Now close your eyes, take a deep breath and think: no more exclusive bachelor booze parties, no more Marilyn Monroe and Pam Anderson/Lee/Whatever on you walls, no more…okay, okay, I am not helping. I’ll stop and get on with it.
From now on, you’ll need to look groomed – washed, shaven, clean. And the toughest of ‘em all – the difference between cutting nails and getting a manicure. The following lines are meant to educate and enlighten you on the nitty-grittiess of haute couture. So here goes. And best of luck.
So is your Sherwani ready? Today almost 90 per cent of the bridegrooms opt for traditional wear.
Many go for an eclectic fusion of the traditional with the Western in the form of the Bandhgala Jodhpuri suits. In traditional wear, too, there are a whole lot of options for the groom.
Most of the Indian marriages consist of at least three occasions the sangeet, the wedding and then, the reception. At the sangeet, which is a fun occasion, the clothes must reflect the spirit of the occasion. Ideal would be a Churidar-kurta, worn with a Nehru jacket and a stole- its both style and comfort combined. A Chogha, that is the modern day interpretation of the jama works very well, too. It finally boils down to what suits the groom.
For the wedding, a Sherwani or Achkan looks special. What you must avoid though is the tying of the Kamarbandh (waist band) over the Achkan. A more stylish approach would be the contemporary version of the one or two button Achkan, wherein the knot of the Kamarbandh can be tied under it on the kurta.
Just as important as the dress are the accessories. The right accessories can add that extra element of style to the whole outfit. The Saffa (turban) and the Juttis (closed shoes) should be coordinated with the ensemble. For a bejeweled look, wear a lone string of pearls as an accessory.
For the reception ensemble should be understated and stylish. A Bandhgala Achkan with embroidered panels or a Sherwani or a well-cut jacket with a pocket looks great. Though the colours and cuts are mainly traditional, the newer bridegrooms are seen wearing other colours than merely shades of beige maye deep olive, grey, blue or even black.

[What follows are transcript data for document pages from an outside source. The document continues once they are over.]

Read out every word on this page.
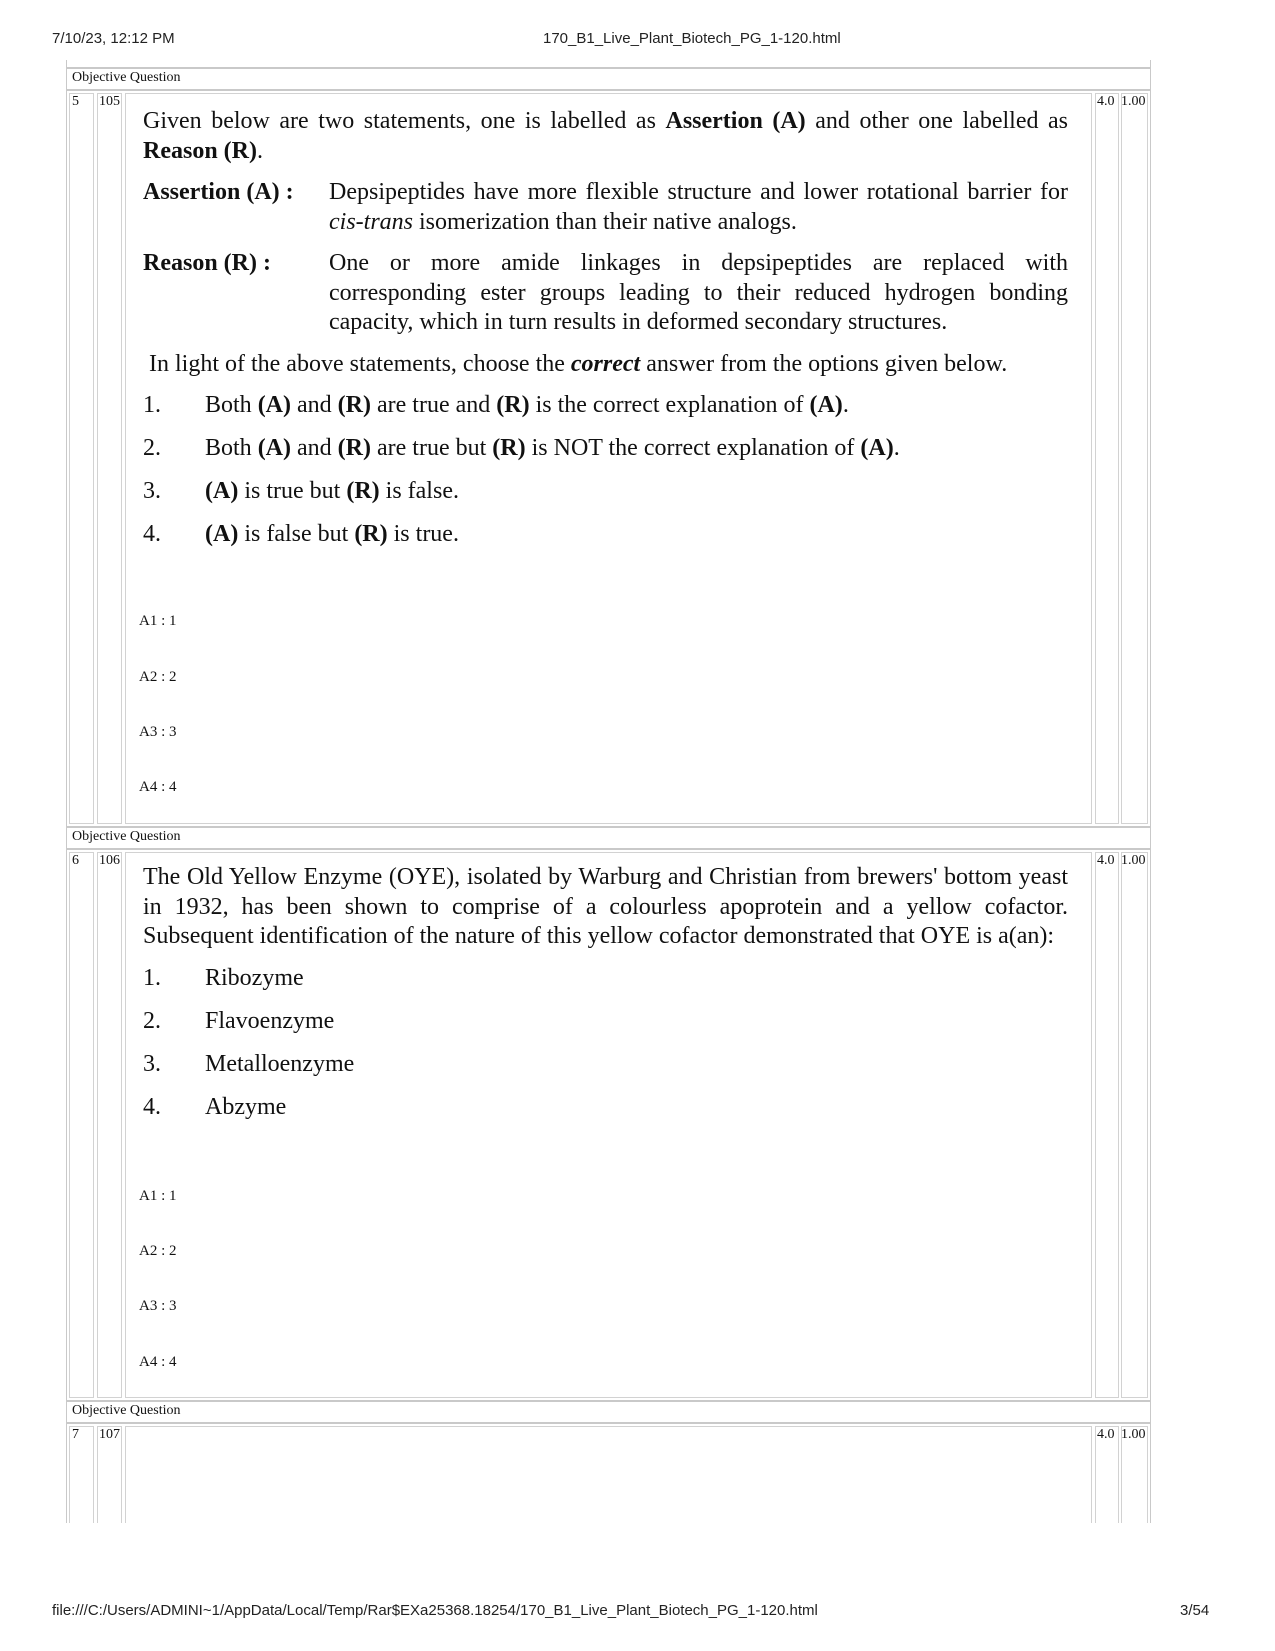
7/10/23, 12:12 PM	170_B1_Live_Plant_Biotech_PG_1-120.html
Objective Question
5 105	4.0 1.00

Given below are two statements, one is labelled as Assertion (A) and other one labelled as Reason (R).

Assertion (A) :	Depsipeptides have more flexible structure and lower rotational barrier for cis-trans isomerization than their native analogs.
Reason (R) :	One or more amide linkages in depsipeptides are replaced with corresponding ester groups leading to their reduced hydrogen bonding capacity, which in turn results in deformed secondary structures.

In light of the above statements, choose the correct answer from the options given below.

1.	Both (A) and (R) are true and (R) is the correct explanation of (A).
2.	Both (A) and (R) are true but (R) is NOT the correct explanation of (A).
3.	(A) is true but (R) is false.
4.	(A) is false but (R) is true.
A1 : 1
A2 : 2
A3 : 3
A4 : 4
Objective Question
6 106	4.0 1.00

The Old Yellow Enzyme (OYE), isolated by Warburg and Christian from brewers' bottom yeast in 1932, has been shown to comprise of a colourless apoprotein and a yellow cofactor. Subsequent identification of the nature of this yellow cofactor demonstrated that OYE is a(an):

1.	Ribozyme
2.	Flavoenzyme
3.	Metalloenzyme
4.	Abzyme
A1 : 1
A2 : 2
A3 : 3
A4 : 4
Objective Question
7 107	4.0 1.00
file:///C:/Users/ADMINI~1/AppData/Local/Temp/Rar$EXa25368.18254/170_B1_Live_Plant_Biotech_PG_1-120.html	3/54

Going for the tux While the western look is the conventional tuxedo for men. Things to be considered while opting for a tux are the colour, the fit, the fabric, the pattern and most important of all, your individual style, then buy that special shirt. Perennial favorites are plains, pinstripes, weaves and occasions? While for the tie, nothing bold, flashy and definitely nothing with cartoon caricatures please . Make it a top-quality tie/bow tie/cravatand match it to the rest of your attire.
The kamarbandh add a dash of Elan to the suit only if you discard the waistcoat. Otherwise, you will look a trifle overdressed. When it comes to kamarbadhs, stick to deep maroon or black and ensure not a crease is out of place.
Forget about mix-and-match, go in for a good quality suit which is impeccably tailored. Basic black, navy or gray flannel will ensure you can wear the suit till it wears out.
Keep your belt discreet, medium width, preferably hand-tooled leather and no big buckles That goes for other accessories, too, like tie pins, cuff links, rings, gold chains about the neck, bracelets, gold strapped watches. Less is more for this special day.
Always wear leather shoes and the conventional Oxford with three eyelets, in the colour that best matches your suit. Keep socks strictly matched to suit and shoes.Check your wallet for signs of wear and replace it with a sturdy, sober-coloured one that must not ever bulge that is crass.